Re: many processes open

2000-08-01 Thread Dave Sill

Toens Bueker [EMAIL PROTECTED] wrote:

From inetd(8):

The optional `max'' suffix (separated from `wait'' or `nowait'' by a dot)
specifies the maximum number of server instances that may be spawned from
inetd within an interval of 60 seconds. When omitted, `max'' defaults to 40.

That's a rate limit, not a concurrency limit.

-Dave



Re: many processes open

2000-07-31 Thread Chris, the Young One

On Mon, Jul 31, 2000 at 12:03:12PM +0200, Marco Benetton wrote:
! @4000398064413962161c delivery 303: deferral: 
bin/qmail-queue:_error_in_loading_shared_libraries:_libc.so.6:_cannot_open_shared_object_file:_Error_23/Unable_to_forward_message:_qq_temporary_problem_(#4.3.0)./

Error 23, in Linux (not such a big assumption seeing that your libc is
called libc.so.6 :-)), is ENFILE (File table overflow). Essentially,
your system cannot open any more files. It's just a temporary situation,
just wait it out and hope you don't get more SMTP connections. :-)

! I have set the file concurencyremote=20 and concurencylocal=10
! but how is possible that I have 328 qmail-smtpd process in a time.

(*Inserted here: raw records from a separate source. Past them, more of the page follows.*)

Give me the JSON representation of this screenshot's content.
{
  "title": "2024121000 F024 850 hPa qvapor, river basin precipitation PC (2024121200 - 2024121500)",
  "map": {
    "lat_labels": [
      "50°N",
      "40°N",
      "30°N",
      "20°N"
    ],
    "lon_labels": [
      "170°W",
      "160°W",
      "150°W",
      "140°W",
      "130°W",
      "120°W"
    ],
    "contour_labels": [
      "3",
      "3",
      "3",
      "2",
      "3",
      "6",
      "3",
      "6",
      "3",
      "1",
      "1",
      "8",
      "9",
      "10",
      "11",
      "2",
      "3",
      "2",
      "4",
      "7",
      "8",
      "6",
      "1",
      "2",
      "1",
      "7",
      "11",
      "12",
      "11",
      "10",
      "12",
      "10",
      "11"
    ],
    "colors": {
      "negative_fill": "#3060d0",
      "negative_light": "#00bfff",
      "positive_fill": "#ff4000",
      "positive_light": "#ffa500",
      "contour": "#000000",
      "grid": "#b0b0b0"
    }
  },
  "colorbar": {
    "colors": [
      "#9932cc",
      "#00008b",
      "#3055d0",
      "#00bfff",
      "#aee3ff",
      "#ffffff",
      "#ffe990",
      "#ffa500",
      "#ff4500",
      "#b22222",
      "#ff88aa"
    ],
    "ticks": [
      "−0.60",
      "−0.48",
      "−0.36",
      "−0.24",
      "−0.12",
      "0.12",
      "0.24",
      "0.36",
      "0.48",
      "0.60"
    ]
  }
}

concurrencyremote and concurrencylocal do not affect how many
qmail-smtpd processes can be run. Having 328 connections seems to
me to be doable only if you invoke qmail-smtpd via inetd (see
http://cr.yp.to/docs/inetd.html).

Try using tcpserver from the ucspi-tcp package instead. It has a
concurrency limit of 40, by default. See http://cr.yp.to/ucspi-tcp.html.

Good luck,
---Chris K.
-- 
 Chris, the Young One |_ but what's a dropped message between friends? 
  Auckland, New Zealand |_ this is UDP, not TCP after all ;) ---John H.